Tapi enaknya bukan kepalang meeeeeen…..“Mas… Amida… Mau pipisss… “
“Ohhh…Mas… Ohhh…”
Amida mendesah panjang. Bokep Hot Tapi sudah cukup untuk memamerkan bulu-bulu tebal yang ada di sekitar “Tempe” nya.“Amida… Enakkk enggak…?” tanyaku“Enakkk banget Mas…?” jawabnya dengan mata tertutup.Lalu saya sodokkan rudal qu ke arah tempe nya yang masih rapat karena posisinya berdiri. “Oh, Amida , kok cepet banget ambil bukunya?” Tanya q dan gelagapan.

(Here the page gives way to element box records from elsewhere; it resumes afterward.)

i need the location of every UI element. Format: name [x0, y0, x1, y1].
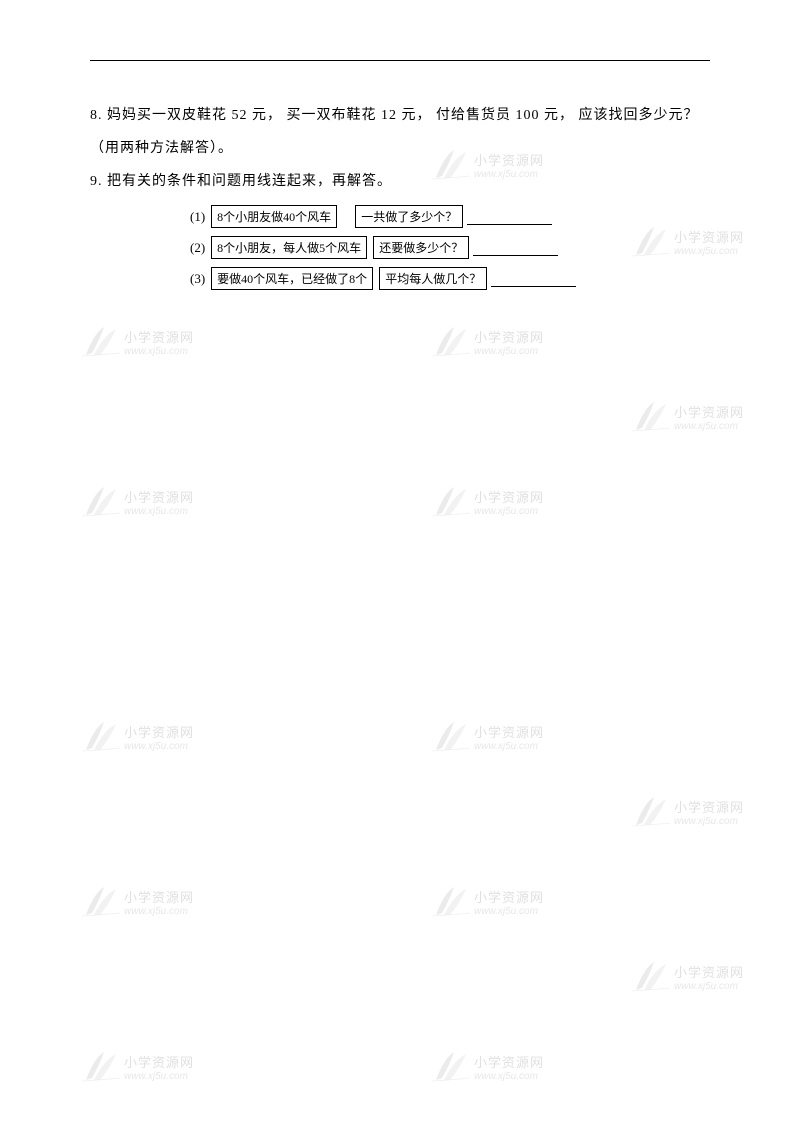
question-8-line2: （用两种方法解答）。 [90, 134, 710, 165]
watermark: 小学资源网www.xj5u.com [430, 485, 544, 519]
condition-box: 8个小朋友做40个风车 [211, 205, 337, 228]
answer-blank [467, 209, 552, 225]
question-9-intro: 9. 把有关的条件和问题用线连起来，再解答。 [90, 167, 710, 198]
item-number: (2) [190, 240, 205, 256]
question-box: 一共做了多少个？ [355, 205, 463, 228]
watermark: 小学资源网www.xj5u.com [80, 720, 194, 754]
header-rule [90, 60, 710, 61]
item-number: (3) [190, 271, 205, 287]
question-box: 还要做多少个？ [373, 236, 469, 259]
watermark: 小学资源网www.xj5u.com [430, 720, 544, 754]
watermark: 小学资源网www.xj5u.com [80, 485, 194, 519]
watermark: 小学资源网www.xj5u.com [80, 1050, 194, 1084]
watermark: 小学资源网www.xj5u.com [630, 795, 744, 829]
watermark: 小学资源网www.xj5u.com [630, 400, 744, 434]
watermark: 小学资源网www.xj5u.com [80, 885, 194, 919]
answer-blank [473, 240, 558, 256]
watermark: 小学资源网www.xj5u.com [430, 1050, 544, 1084]
condition-box: 要做40个风车，已经做了8个 [211, 267, 373, 290]
q9-item-3: (3) 要做40个风车，已经做了8个 平均每人做几个？ [190, 267, 710, 290]
condition-box: 8个小朋友，每人做5个风车 [211, 236, 367, 259]
q9-item-1: (1) 8个小朋友做40个风车 一共做了多少个？ [190, 205, 710, 228]
watermark: 小学资源网www.xj5u.com [630, 960, 744, 994]
item-number: (1) [190, 209, 205, 225]
answer-blank [491, 271, 576, 287]
question-8-line1: 8. 妈妈买一双皮鞋花 52 元， 买一双布鞋花 12 元， 付给售货员 100… [90, 101, 710, 132]
q9-item-2: (2) 8个小朋友，每人做5个风车 还要做多少个？ [190, 236, 710, 259]
watermark: 小学资源网www.xj5u.com [430, 885, 544, 919]
question-box: 平均每人做几个？ [379, 267, 487, 290]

Tanpa sepatah kata dia berlari ke kamar qu yang tidak saya kunci. ” Ini Lho Mas…Tangannya jadi pegel, dari tadi nulis melulu sih..”??? Tangannya memegangi tangan quyang meraba dan menjelajah bagian payudara nya. “Iya, sedikit kok mas…” jawabnya
“Apanya yang capek?” tanyaqu. Kemudian mata nya terpejam dengan bibir tersenyum yang di tahan.Lalu saya perhatikan Amida yang terbaring meringkuk di atas ranjang. Lalu saya segera ingin lihat tugas nya .“Hmmmm, lumayan sedikit susah juga ya ?? “Emang kamu belum pernah tahu?” Tanya qu.